Firemen helped 17,000 animals over the period…
In total more than 2,400 cats, 2,180 dogs and 1,700 horses have had to be rescued by firemen. Crews saved 2,090 birds, including 1,244 seagulls, 159 pigeons, 57 swans and 12 parrots.
Twenty-six foxes, 19 squirrels, seven ferrets, seven badgers, ten hamsters, 15 snakes, 11 fish and seven dolphins were also rescued.
The Taxpayers’ Alliance questioned the used of resources, but the Chief Fire Officers Association (CFOA) insisted distressed animals could pose a danger… Distressed people trying to rescue those critters pose a danger to themselves and others.

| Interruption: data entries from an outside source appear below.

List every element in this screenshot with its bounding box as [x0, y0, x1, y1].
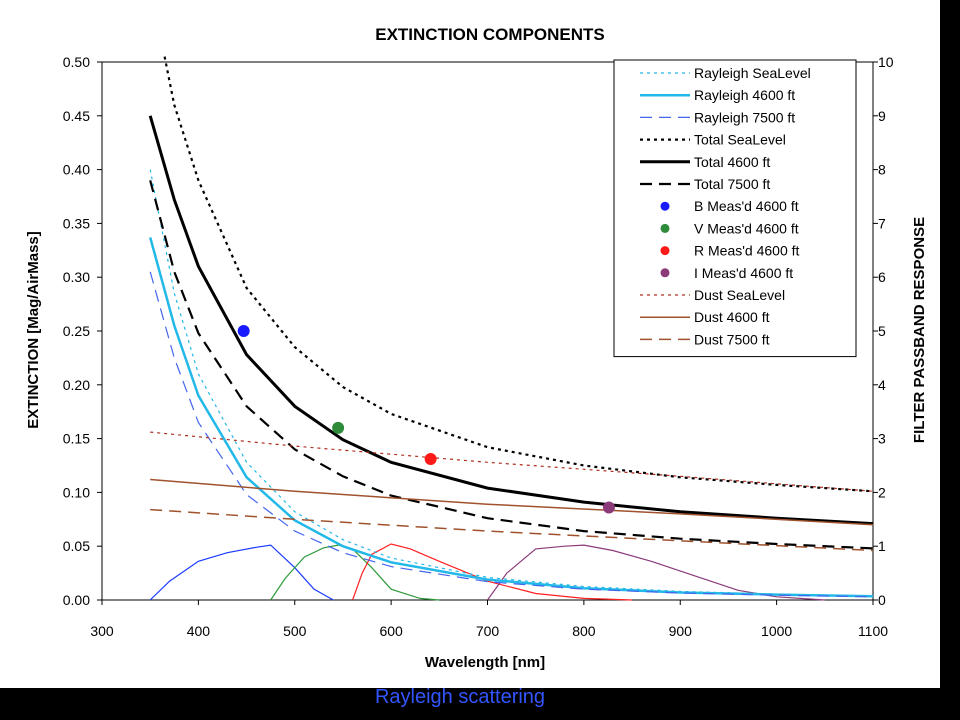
measured-point-2	[424, 453, 437, 466]
measured-point-1	[332, 421, 345, 434]
measured-point-3	[602, 501, 615, 514]
y2-axis-title: FILTER PASSBAND RESPONSE	[911, 217, 928, 443]
y-tick-label: 0.25	[63, 323, 90, 339]
passband-r-curve	[352, 543, 633, 601]
legend-marker	[660, 268, 670, 278]
series-dust-sealevel-line	[150, 431, 874, 492]
legend: Rayleigh SeaLevel Rayleigh 4600 ft Rayleig…	[613, 59, 857, 358]
legend-label: Dust 4600 ft	[694, 309, 770, 325]
y2-tick-label: 7	[878, 215, 886, 231]
x-axis-title: Wavelength [nm]	[425, 654, 545, 671]
chart-title: EXTINCTION COMPONENTS	[375, 25, 605, 44]
passband-b-curve	[149, 544, 334, 601]
series-total-4600-ft-line	[148, 115, 874, 526]
y2-tick-label: 0	[878, 592, 886, 608]
y2-tick-label: 5	[878, 323, 886, 339]
series-total-7500-ft-line	[149, 180, 874, 550]
legend-marker	[660, 246, 670, 256]
caption: Rayleigh scattering	[374, 686, 546, 708]
legend-label: Dust SeaLevel	[694, 287, 785, 303]
legend-label: Rayleigh SeaLevel	[694, 65, 811, 81]
y-tick-label: 0.00	[63, 592, 90, 608]
legend-label: Rayleigh 7500 ft	[694, 109, 795, 125]
legend-label: Total 7500 ft	[694, 176, 770, 192]
y2-tick-label: 8	[878, 162, 886, 178]
chart-panel: EXTINCTION COMPONENTS Wavelength [nm] EX…	[0, 0, 940, 688]
series-rayleigh-7500-ft-line	[149, 271, 874, 598]
y-tick-label: 0.40	[63, 162, 90, 178]
x-tick-label: 600	[379, 623, 403, 639]
series-rayleigh-4600-ft-line	[148, 237, 874, 598]
legend-label: R Meas'd 4600 ft	[694, 243, 800, 259]
y2-tick-label: 9	[878, 108, 886, 124]
y-tick-label: 0.50	[63, 54, 90, 70]
x-tick-label: 1100	[858, 623, 888, 639]
series-dust-7500-ft-line	[150, 508, 874, 552]
y-tick-label: 0.35	[63, 215, 90, 231]
x-tick-label: 800	[572, 623, 596, 639]
y2-tick-label: 6	[878, 269, 886, 285]
legend-label: I Meas'd 4600 ft	[694, 265, 793, 281]
y2-tick-label: 2	[878, 484, 886, 500]
y-axis-title: EXTINCTION [Mag/AirMass]	[25, 231, 42, 429]
y2-tick-label: 4	[878, 377, 886, 393]
y2-tick-label: 3	[878, 431, 886, 447]
extinction-chart: EXTINCTION COMPONENTS Wavelength [nm] EX…	[25, 25, 928, 671]
legend-label: Total 4600 ft	[694, 154, 770, 170]
y-tick-label: 0.20	[63, 377, 90, 393]
y-tick-label: 0.30	[63, 269, 90, 285]
legend-label: Total SeaLevel	[694, 132, 786, 148]
y-tick-label: 0.05	[63, 538, 90, 554]
series-dust-4600-ft-line	[150, 478, 874, 526]
y-tick-label: 0.15	[63, 431, 90, 447]
y2-tick-label: 10	[878, 54, 894, 70]
legend-marker	[660, 201, 670, 211]
series-rayleigh-sealevel-line	[149, 169, 874, 597]
legend-label: V Meas'd 4600 ft	[694, 220, 799, 236]
x-tick-label: 700	[476, 623, 500, 639]
passband-i-curve	[487, 544, 825, 601]
x-tick-label: 1000	[761, 623, 792, 639]
measured-point-0	[237, 325, 250, 337]
legend-box	[613, 59, 857, 358]
x-tick-label: 300	[90, 623, 114, 639]
legend-label: Rayleigh 4600 ft	[694, 87, 795, 103]
x-tick-label: 500	[283, 623, 307, 639]
x-tick-label: 400	[187, 623, 211, 639]
plot-layer: 300 400 500 600 700 800 900 1000 11000.000.050.1…	[63, 54, 894, 639]
legend-marker	[660, 223, 670, 233]
legend-label: Dust 7500 ft	[694, 331, 770, 347]
x-tick-label: 900	[669, 623, 693, 639]
y-tick-label: 0.45	[63, 108, 90, 124]
y-tick-label: 0.10	[63, 484, 90, 500]
legend-label: B Meas'd 4600 ft	[694, 198, 799, 214]
y2-tick-label: 1	[878, 538, 886, 554]
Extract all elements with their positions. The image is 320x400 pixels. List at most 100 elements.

Anton Phillips, animal rescue specialist at Hampshire Fire and Rescue Service, said: “If we don’t rescue that animal somebody else will or will try to. I’ve seen people have their arms trapped in drains trying to rescue ducklings and we’ve actually had to dig the road up to get the person out.”
Some rescues were complex, especially those involving large animals, such as horses, stuck in ditches.
Others were more trivial; Mid and West Wales Fire and Rescue Service removed a snail stuck halfway up a wall after being called out by a distressed elderly lady.
Jim Green, an animal rescue specialist, told the BBC: “The cost attributed to sending a couple of blokes down the road to help the lady and to reassure her, that was merited, and the actual problem, the snail, might seem ridiculous but it was that lady they were going to help.”
You got it, Jim. Actually, when I was a kid, I remember my father going next door with a stepladder to rescue a pair of snails on the ceiling that escaped from Mrs. Trecartin’s terrarium. She probably would have called the fire department next – if he wasn’t at hand.